# A question on PSD (positive semidefinite) completion

NaturePaper

Let $$A=\left[\begin{array}{ccccccc} |a_0|^2 &a_0\bar{a}_1 &a_0\bar{a}_2 &0 &a_0\bar{a}_3 &0&0\\ \bar{a}_0a_1 &|a_1|^2 & c &0 &a_1\bar{a}_3 &0&0\\ \bar{a}_0a_2 &\bar{c} &|a_2|^2 &0 &a_2\bar{a}_3 &0&0\\ 0 &0 &0 &0 &0 &0&0\\ \bar{a}_0a_3&\bar{a}_1a_3 &\bar{a}_2a_3 &0 &|a_3|^2 &0&0\\ 0 &0 &0 &0 &0 &0 &0 \\ 0 &0 &0 &0 &0 &0 &0 \end{array}\right]$$.
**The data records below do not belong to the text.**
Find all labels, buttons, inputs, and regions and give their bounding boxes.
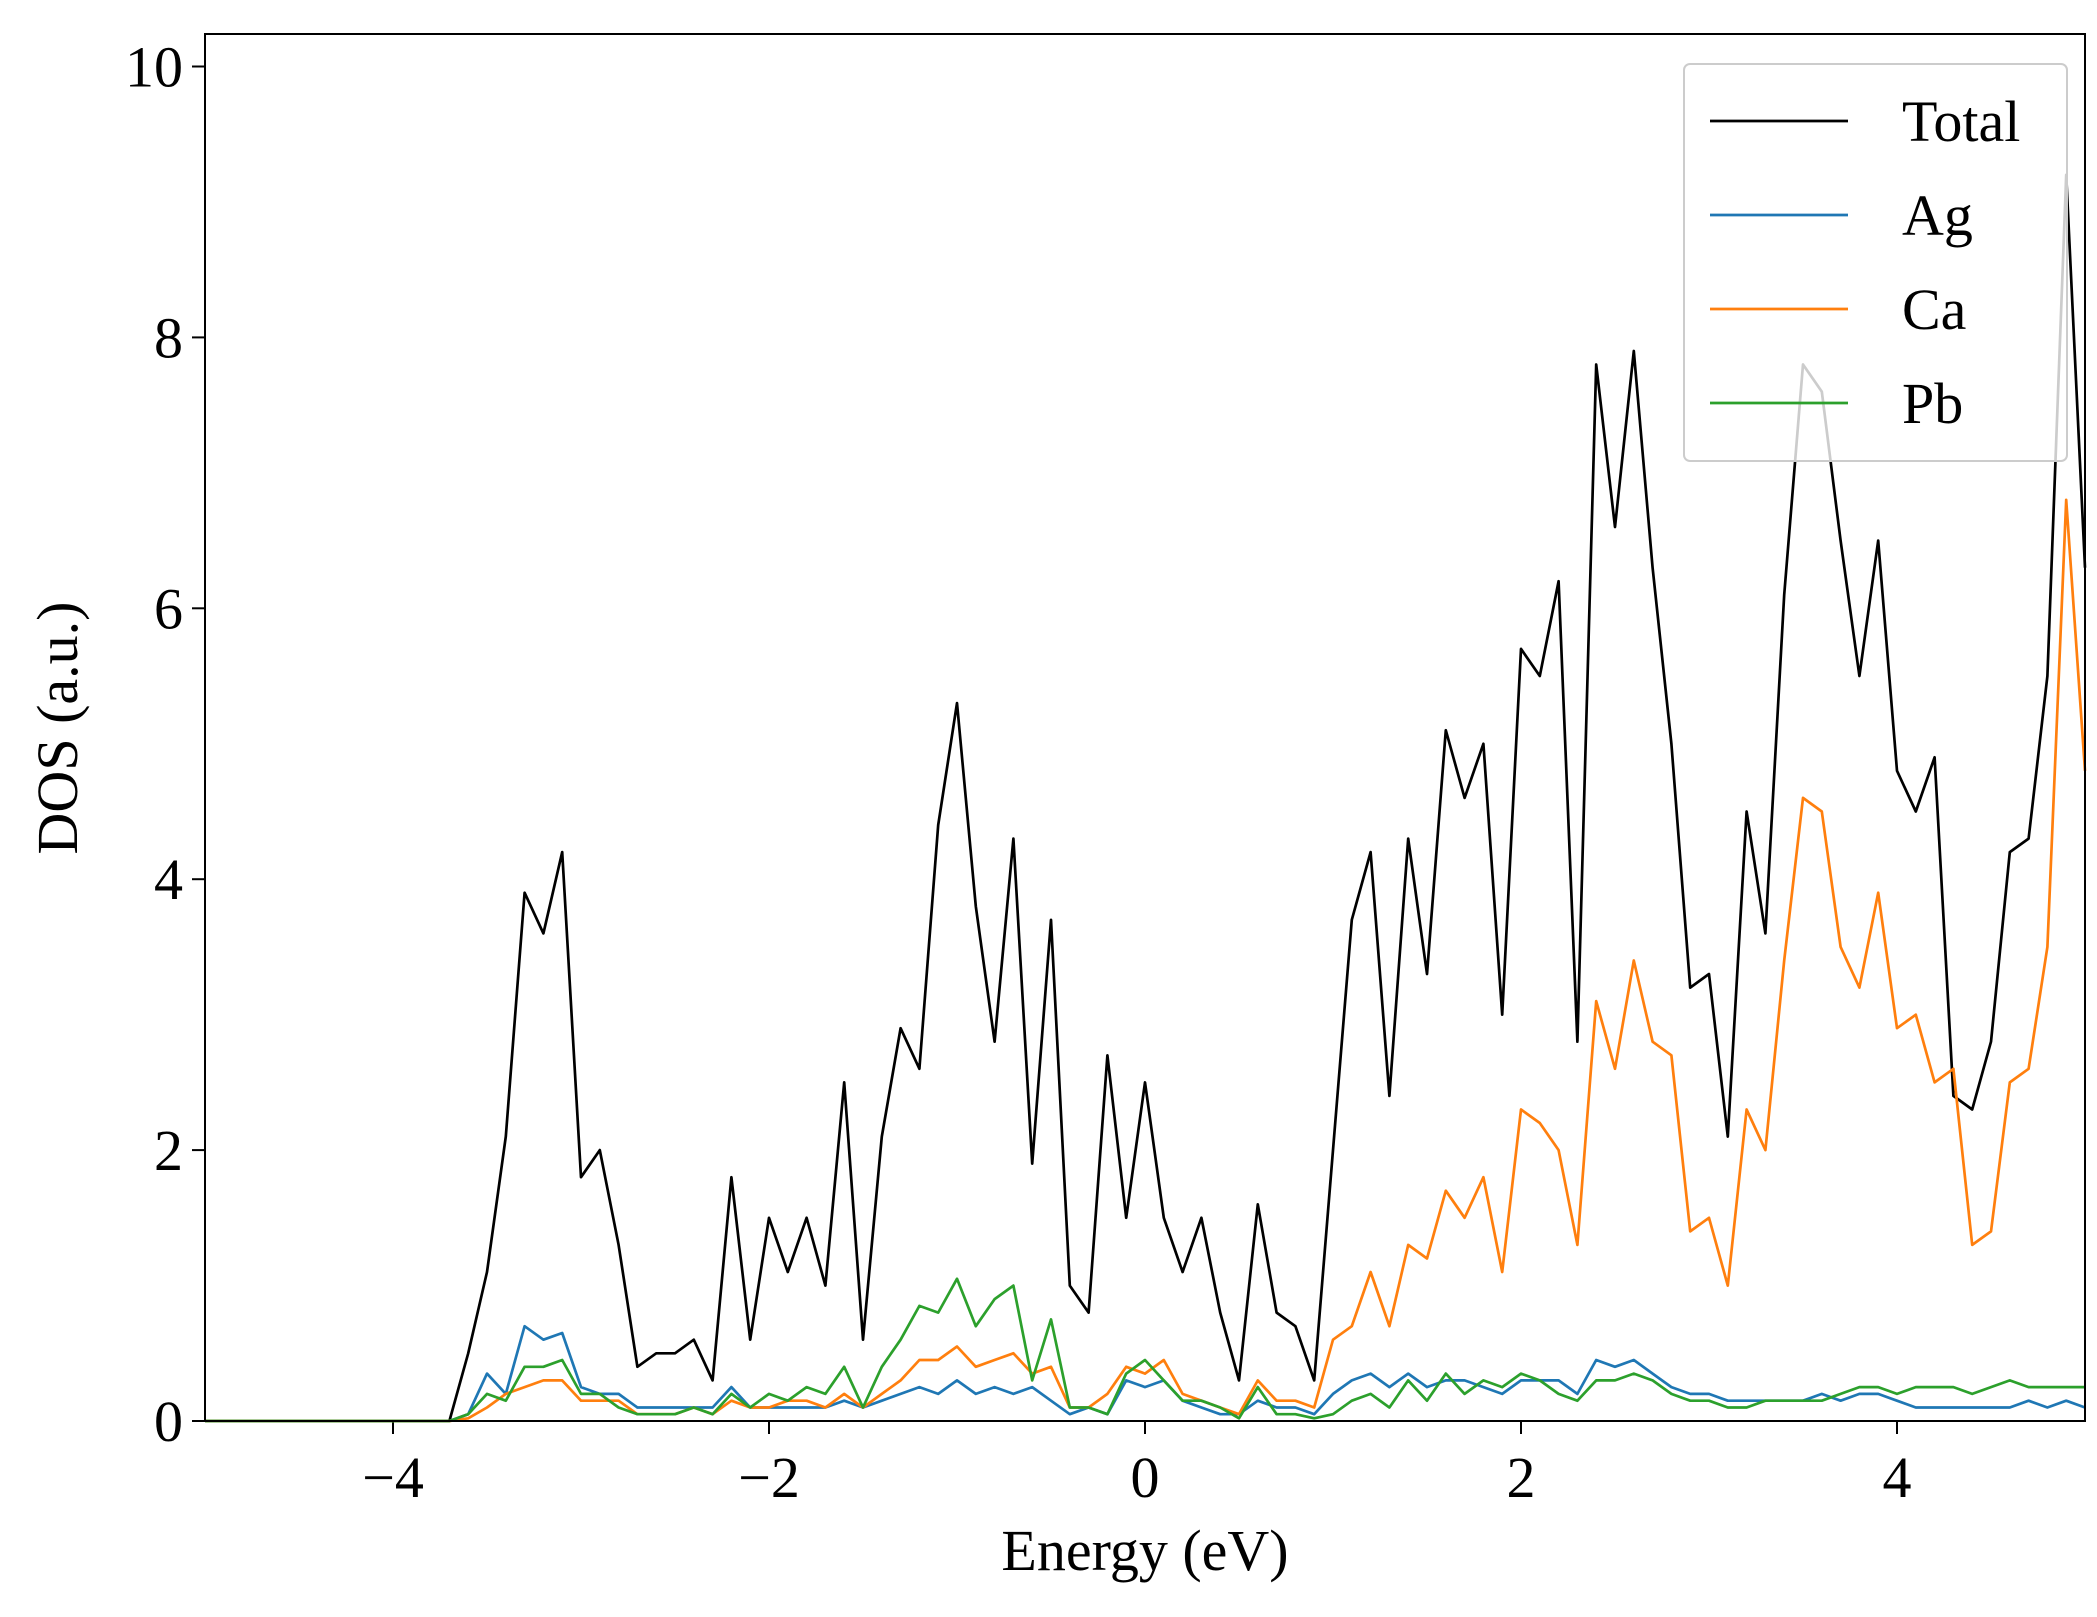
y-tick-label: 0 <box>154 1389 183 1454</box>
x-tick-label: 4 <box>1883 1445 1912 1510</box>
x-tick-label: 0 <box>1131 1445 1160 1510</box>
y-tick-label: 2 <box>154 1118 183 1183</box>
y-tick-label: 8 <box>154 305 183 370</box>
x-tick-label: 2 <box>1507 1445 1536 1510</box>
series-line <box>205 173 2087 1423</box>
legend-label: Ag <box>1902 183 1973 248</box>
y-axis-label: DOS (a.u.) <box>25 602 90 855</box>
legend-label: Pb <box>1902 371 1963 436</box>
series-line <box>205 1277 2085 1423</box>
x-axis-label: Energy (eV) <box>1001 1518 1288 1583</box>
x-tick-label: −4 <box>362 1445 424 1510</box>
y-tick-label: 6 <box>154 576 183 641</box>
y-tick-label: 10 <box>125 35 183 100</box>
legend-box <box>1683 63 2068 462</box>
plot-frame <box>204 33 2086 1422</box>
series-line <box>205 498 2087 1423</box>
y-tick-label: 4 <box>154 847 183 912</box>
legend-label: Ca <box>1902 277 1966 342</box>
legend-label: Total <box>1902 89 2020 154</box>
x-tick-label: −2 <box>738 1445 800 1510</box>
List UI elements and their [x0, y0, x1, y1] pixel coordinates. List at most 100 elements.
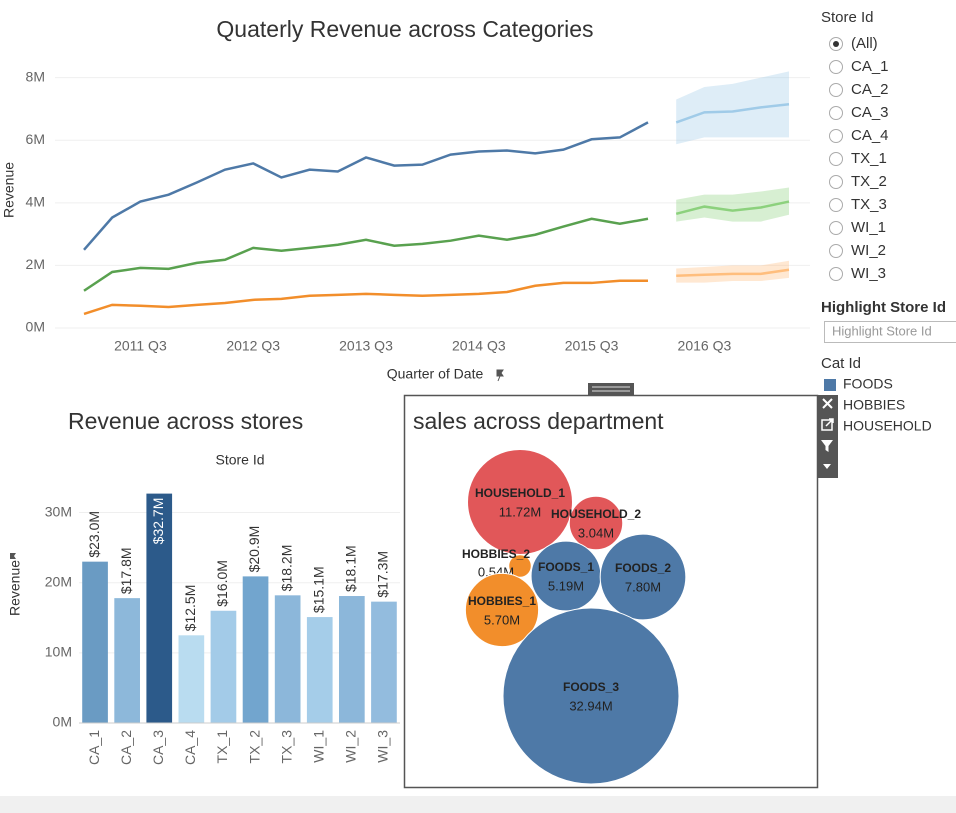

We note that if we choose $$c=a_1\bar{a}_2$$, then $$A=b^\dag b,\mbox{ with } b=(a_0~ a_1~ a_2~ 0~ a_3~ 0 ~0)^T$$ and hence A is PSD. Now my guess is there does not exists any other choice for c to make A PSD i.e., A is PSD iff $$c=a_1\bar{a}_2$$. Can anyone help me to prove (or give a counter example to ) this?

One can assume the additional condition Tr(A)=1. To give a counterexample, one can assume as many of $$a_i,\quad i=0,1,2,3$$ to be zero. Please help me.

## Answers and Replies

NaturePaper
Ya, I got a proof. Its a straightforward calculation and my answer is correct--no other choice of c can make A PSD. Can anybody give me an illusive (I mean a theorem...etc) proof to this?

NaturePaper
Oh...amazingly I found a nice proof which is applicable to not only this problem but for all such matrices (atleast three a_i nonzero) . The PSD completion is unique. The main key to the proof is the property that every principle minor should be non negative.